Gibt es eigentlich von Natur aus unmusikalische Kinder?
Nein. Jedes Kind ist musikalisch. Die Anlagen dazu bringt es mit auf die Welt. Musikalität ist zunächst nichts anderes als die Fähigkeit, von Musik berührt zu werden, nichts anderes, als auf alles, was klingt, zu reagieren. Ein Kind ist offen und bereit, die Welt des Klanges in sich aufzunehmen und sich auf musikalische Weise auszudrücken. Wie auf allen Gebieten seiner Entwicklung läuft der Weg, den es dabei einschlägt, über die Sinne. Spielerisch und voller Neugier erweitert es im Laufe der Zeit allmählich seine musikalischen Möglichkeiten.

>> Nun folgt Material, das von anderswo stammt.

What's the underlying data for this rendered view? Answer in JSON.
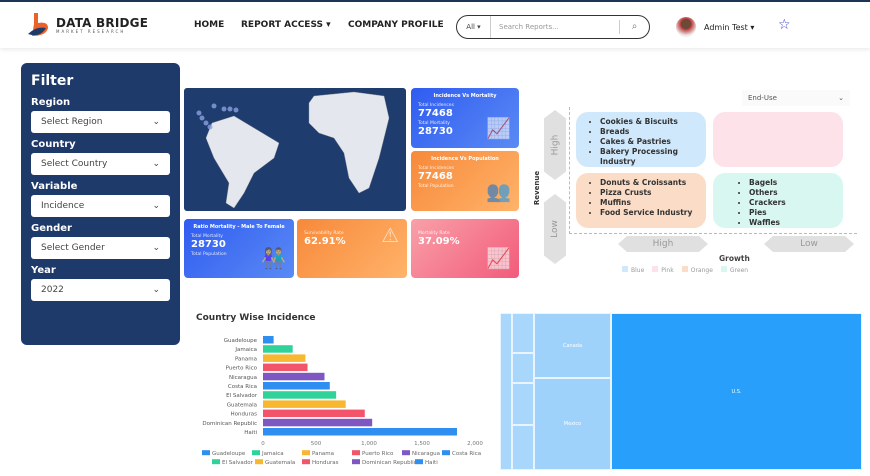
{
  "header": {
    "brand": "DATA BRIDGE",
    "brand_sub": "MARKET RESEARCH",
    "nav": [
      "HOME",
      "REPORT ACCESS ▾",
      "COMPANY PROFILE"
    ],
    "search_scope": "All ▾",
    "search_placeholder": "Search Reports...",
    "user": "Admin Test ▾"
  },
  "filter": {
    "title": "Filter",
    "fields": [
      {
        "label": "Region",
        "value": "Select Region"
      },
      {
        "label": "Country",
        "value": "Select Country"
      },
      {
        "label": "Variable",
        "value": "Incidence"
      },
      {
        "label": "Gender",
        "value": "Select Gender"
      },
      {
        "label": "Year",
        "value": "2022"
      }
    ]
  },
  "cards": {
    "inc_mort": {
      "title": "Incidence Vs Mortality",
      "l1": "Total Incidences",
      "v1": "77468",
      "l2": "Total Mortality",
      "v2": "28730"
    },
    "inc_pop": {
      "title": "Incidence Vs Population",
      "l1": "Total Incidences",
      "v1": "77468",
      "l2": "Total Population"
    },
    "ratio": {
      "title": "Ratio Mortality - Male To Female",
      "l1": "Total Mortality",
      "v1": "28730",
      "l2": "Total Population"
    },
    "surv": {
      "label": "Survivability Rate",
      "value": "62.91%"
    },
    "mort": {
      "label": "Mortality Rate",
      "value": "37.09%"
    }
  },
  "quadrant": {
    "dropdown": "End-Use",
    "y_axis": "Revenue",
    "x_axis": "Growth",
    "y_high": "High",
    "y_low": "Low",
    "x_high": "High",
    "x_low": "Low",
    "blue": [
      "Cookies & Biscuits",
      "Breads",
      "Cakes & Pastries",
      "Bakery Processing Industry"
    ],
    "orange": [
      "Donuts & Croissants",
      "Pizza Crusts",
      "Muffins",
      "Food Service Industry"
    ],
    "green": [
      "Bagels",
      "Others",
      "Crackers",
      "Pies",
      "Waffles"
    ],
    "legend": [
      {
        "name": "Blue",
        "color": "#cfe8fb"
      },
      {
        "name": "Pink",
        "color": "#fde2ea"
      },
      {
        "name": "Orange",
        "color": "#fbdcc6"
      },
      {
        "name": "Green",
        "color": "#d9f7f1"
      }
    ]
  },
  "chart_data": {
    "type": "bar",
    "orientation": "horizontal",
    "title": "Country Wise Incidence",
    "categories": [
      "Guadeloupe",
      "Jamaica",
      "Panama",
      "Puerto Rico",
      "Nicaragua",
      "Costa Rica",
      "El Salvador",
      "Guatemala",
      "Honduras",
      "Dominican Republic",
      "Haiti"
    ],
    "values": [
      100,
      280,
      400,
      420,
      580,
      630,
      690,
      780,
      960,
      1030,
      1830
    ],
    "colors": [
      "#2e8ff0",
      "#2fd39a",
      "#f7b731",
      "#f2546a",
      "#7e57c2",
      "#2e8ff0",
      "#2fd39a",
      "#f7b731",
      "#f2546a",
      "#7e57c2",
      "#2e8ff0"
    ],
    "xticks": [
      "0",
      "500",
      "1,000",
      "1,500",
      "2,000"
    ],
    "xlim": [
      0,
      2000
    ],
    "legend": "bottom"
  },
  "treemap": {
    "labels": [
      "Canada",
      "Mexico",
      "U.S."
    ]
  }
}
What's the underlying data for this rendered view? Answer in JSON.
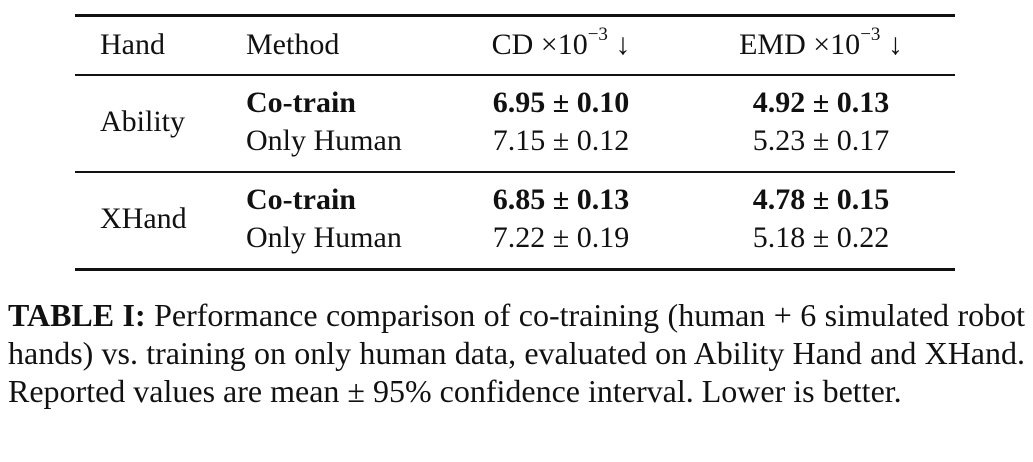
{
  "table": {
    "header": [
      "Hand",
      "Method",
      {
        "base": "CD ×10",
        "sup": "−3",
        "arrow": "↓"
      },
      {
        "base": "EMD ×10",
        "sup": "−3",
        "arrow": "↓"
      }
    ],
    "groups": [
      {
        "hand": "Ability",
        "rows": [
          {
            "method": "Co-train",
            "cd": "6.95 ± 0.10",
            "emd": "4.92 ± 0.13",
            "bold": true
          },
          {
            "method": "Only Human",
            "cd": "7.15 ± 0.12",
            "emd": "5.23 ± 0.17",
            "bold": false
          }
        ]
      },
      {
        "hand": "XHand",
        "rows": [
          {
            "method": "Co-train",
            "cd": "6.85 ± 0.13",
            "emd": "4.78 ± 0.15",
            "bold": true
          },
          {
            "method": "Only Human",
            "cd": "7.22 ± 0.19",
            "emd": "5.18 ± 0.22",
            "bold": false
          }
        ]
      }
    ]
  },
  "caption": {
    "label": "TABLE I:",
    "text": "Performance comparison of co-training (human + 6 simulated robot hands) vs. training on only human data, evaluated on Ability Hand and XHand. Reported values are mean ± 95% confidence interval. Lower is better."
  }
}
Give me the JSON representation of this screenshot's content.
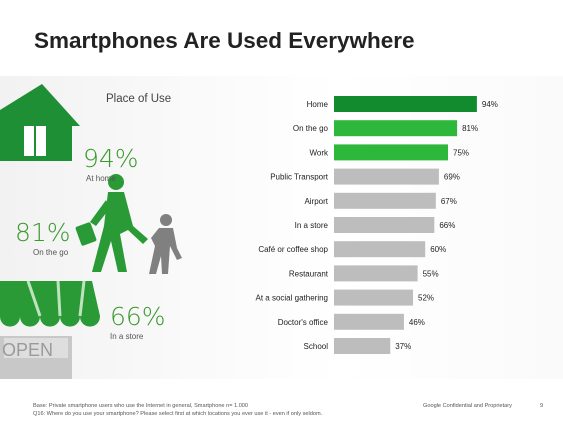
{
  "title": "Smartphones Are Used Everywhere",
  "panel_title": "Place of Use",
  "stats": [
    {
      "value": "94%",
      "label": "At home"
    },
    {
      "value": "81%",
      "label": "On the go"
    },
    {
      "value": "66%",
      "label": "In a store"
    }
  ],
  "store_sign": "OPEN",
  "footer": {
    "base": "Base:   Private smartphone users who use the Internet in general, Smartphone n= 1.000",
    "question": "Q16:   Where do you use your smartphone? Please select first at which locations you ever use it - even if only seldom.",
    "confidential": "Google Confidential and Proprietary",
    "page": "9"
  },
  "colors": {
    "green_dark": "#128a2e",
    "green_light": "#2db83c",
    "grey": "#bdbdbd",
    "icon_green": "#1e8f34",
    "stat_green": "#3a9a2d"
  },
  "chart_data": {
    "type": "bar",
    "orientation": "horizontal",
    "categories": [
      "Home",
      "On the go",
      "Work",
      "Public Transport",
      "Airport",
      "In a store",
      "Café or coffee shop",
      "Restaurant",
      "At a social gathering",
      "Doctor's office",
      "School"
    ],
    "values": [
      94,
      81,
      75,
      69,
      67,
      66,
      60,
      55,
      52,
      46,
      37
    ],
    "value_labels": [
      "94%",
      "81%",
      "75%",
      "69%",
      "67%",
      "66%",
      "60%",
      "55%",
      "52%",
      "46%",
      "37%"
    ],
    "bar_colors": [
      "#128a2e",
      "#2db83c",
      "#2db83c",
      "#bdbdbd",
      "#bdbdbd",
      "#bdbdbd",
      "#bdbdbd",
      "#bdbdbd",
      "#bdbdbd",
      "#bdbdbd",
      "#bdbdbd"
    ],
    "xlim": [
      0,
      100
    ]
  }
}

Aber das Vorurteil vom unmusikalischen Kind besteht offensichtlich immer noch in den Köpfen mancher Erwachsener. Und es gibt Kinder, die von sich behaupten, nicht singen zu können.
Leider. Was viele nicht wissen: Auch in der Musik gibt es eine musikalische Vor-Sprache, ähnlich den Kritzelbildern im Kleinkindalter. Kritik und zu frühe gezielte Anleitung bringen manches Kind zum Verstummen. Während wir inzwischen akzeptieren, dass es beispielsweise beim Sprechenlernen sowie auf anderen Gebieten gewisse Entwicklungsverzögerungen geben kann, die unproblematisch sind und aufgeholt werden können, steht es um die Beurteilung von Musikalität beim Kind anders. Hier glauben viele, „unmusikalische“ Kinder früh zu erkennen, und zwar aufgrund populärer, jedoch unsachlicher Kriterien. So muss zum Beispiel das musikalische Kind „früh“, „viel“ und „richtig“ singen. Dazu kommt eine gewisse Verklärung und Mystifizierung von Musik als Kunst. Demnach wird denn auch Musikalität als Begabung gesehen, die einem Menschen geschenkt oder angeboren ist. Was außerhalb gewohnter Normen fällt, hat es ganz offensichtlich schwer. „Unmusikalisch“ – dieses Wort wirkt lähmend. Wie soll das kleine Kind, das unbekümmert singt, einsehen können, dass es „falsch“ singt, solange Musikalität daran gemessen wird, wie gut oder korrekt eine vorgegebene Melodie reproduziert wird, der eigenen Entfaltung des musikalische Ausdrucks jedoch wenig bis keine Aufmerksamkeit geschenkt wird. Solange „Musikalität“ in den Augen vieler nur als das Hineinwachsen in eine bereits bestehende musikalische Umwelt gesehen wird, sind „unmusikalische“ Kinder geradezu vorprogrammiert. Die vermeintlich „unmusikalischen“ Kinder werden zu Außenseitern, zu „Brummern“, die nicht mitsingen dürfen, zu ängstlichen und verkrampften Kindern, die weder ihren Ohren noch ihrer Stimme trauen.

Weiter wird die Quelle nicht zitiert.